Nowadays, almost everything is on social media. Every move, every photo, every word is scrutinised. If you’re going to share your opinion, that’s fine. You’re well within your rights. I just ask that you take a pinch of compassion, a few spoons of empathy, a cup of respect and a dose of common sense (this ingredient may be a bit harder to source) before stirring with some objectivity and clicking ‘Share’. If you choose not to follow this method, no doubt people will tell you anyhow whether they like your recipe or not.
The one thing I am most grateful for in life is my education. I can never thank my parents enough for granting me the privilege of an education in a first-world economy. But it wasn’t just the opportunity to learn how to read and to write. They also gifted me with the courage to embrace my Chinese ethnicity and the strength to fly the nest and take on the world. They never tried to deny or squash out the Asian-ness and have led by example. There will always be haters in the world but you need to pick yourself up and forge ahead. Don’t feel malevolent towards those who consciously or unconsciously speak or act in a prejudiced manner. Don’t wish them ill-fortune but wish for them to learn empathy and compassion.

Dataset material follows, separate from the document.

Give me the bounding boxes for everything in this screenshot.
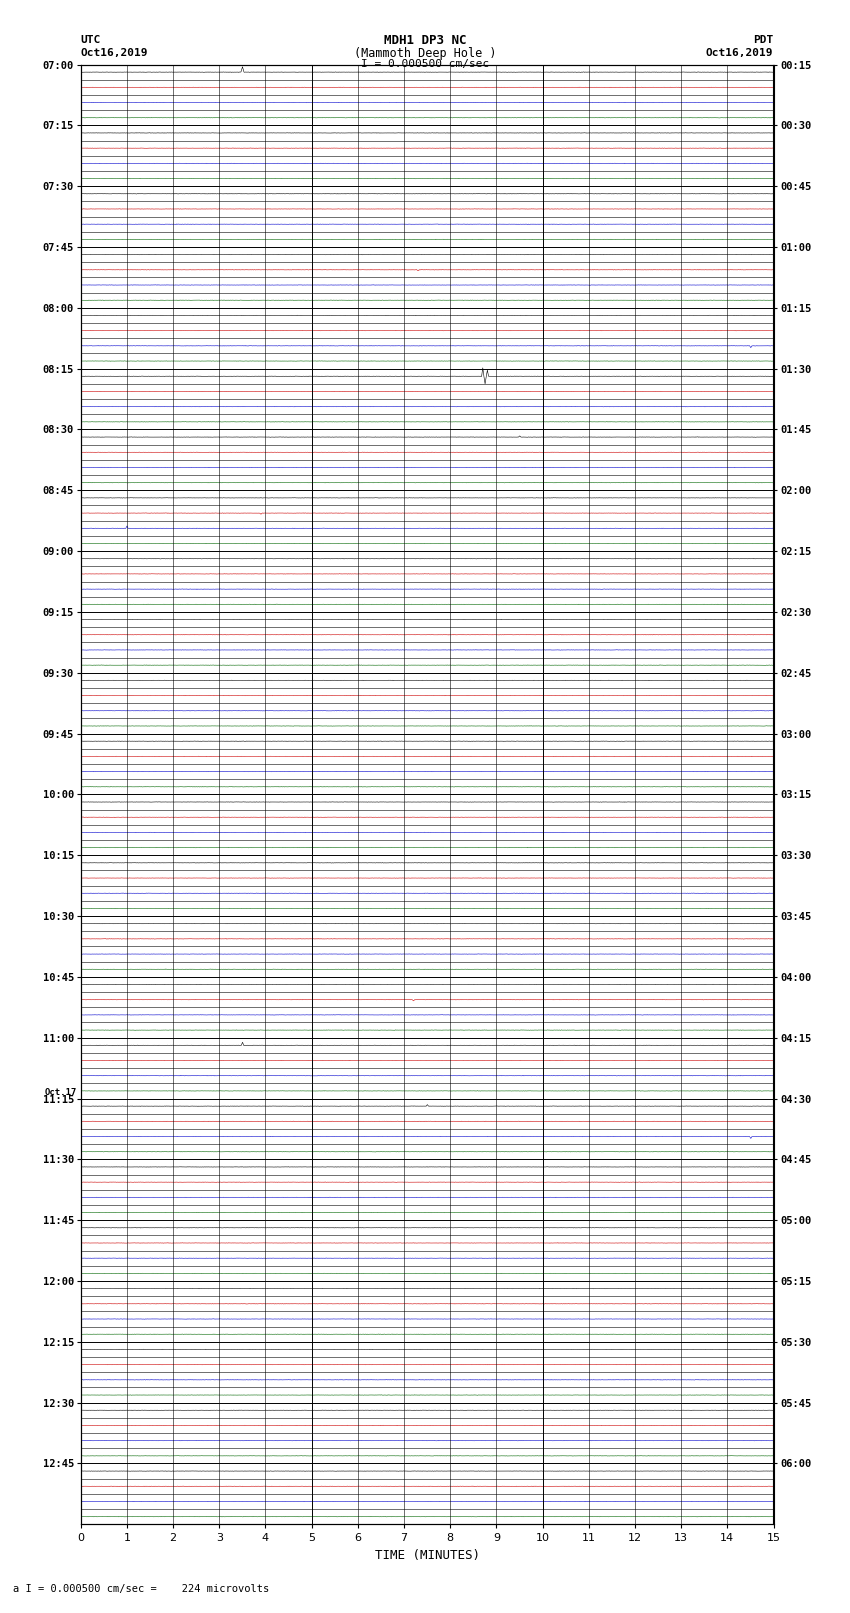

This world is not perfect and neither am I. I am grateful to have been born in an era whereby societal norms, attitudes, views and expectations have rapidly progressed in the realms of gender equality, feminism and the legalization of gay marriage. I’m thankful to live in a time in which multiculturalism, diversity and globalization is on the rise. There are more cross-cultural relationships, flexible working arrangements are not unheard of, and fathers can be stay-at-home dads. Racism, sexism and other forms of prejudice will always exist. The exposure to biased news, propaganda or the influence of another’s views and beliefs can incite fear and ignorance. But if modern day society has proven anything, it has demonstrated that governments and institutions can affect change. People can affect change. Views and attitudes can shift but there also needs to be a willingness to be open-minded and accepting of difference.
When I eventually visit my homeland, I endeavour to take an open mind with me. I hope to fully embrace my origins and immerse myself in Chinese culture, without forsaking my ties to Australian culture. I feel sad knowing that many Chinese traditions and customs will die with my generation. It’s likely that my children will be half-Chinese and they will know even less than me. But should they be subject to even half the intolerance and ill-will that I have endured, I hope that they will be imbued with the strength, courage and tenacity to deal with the stereotypes and labels attached to being a (half-Asian) third-generation immigrant.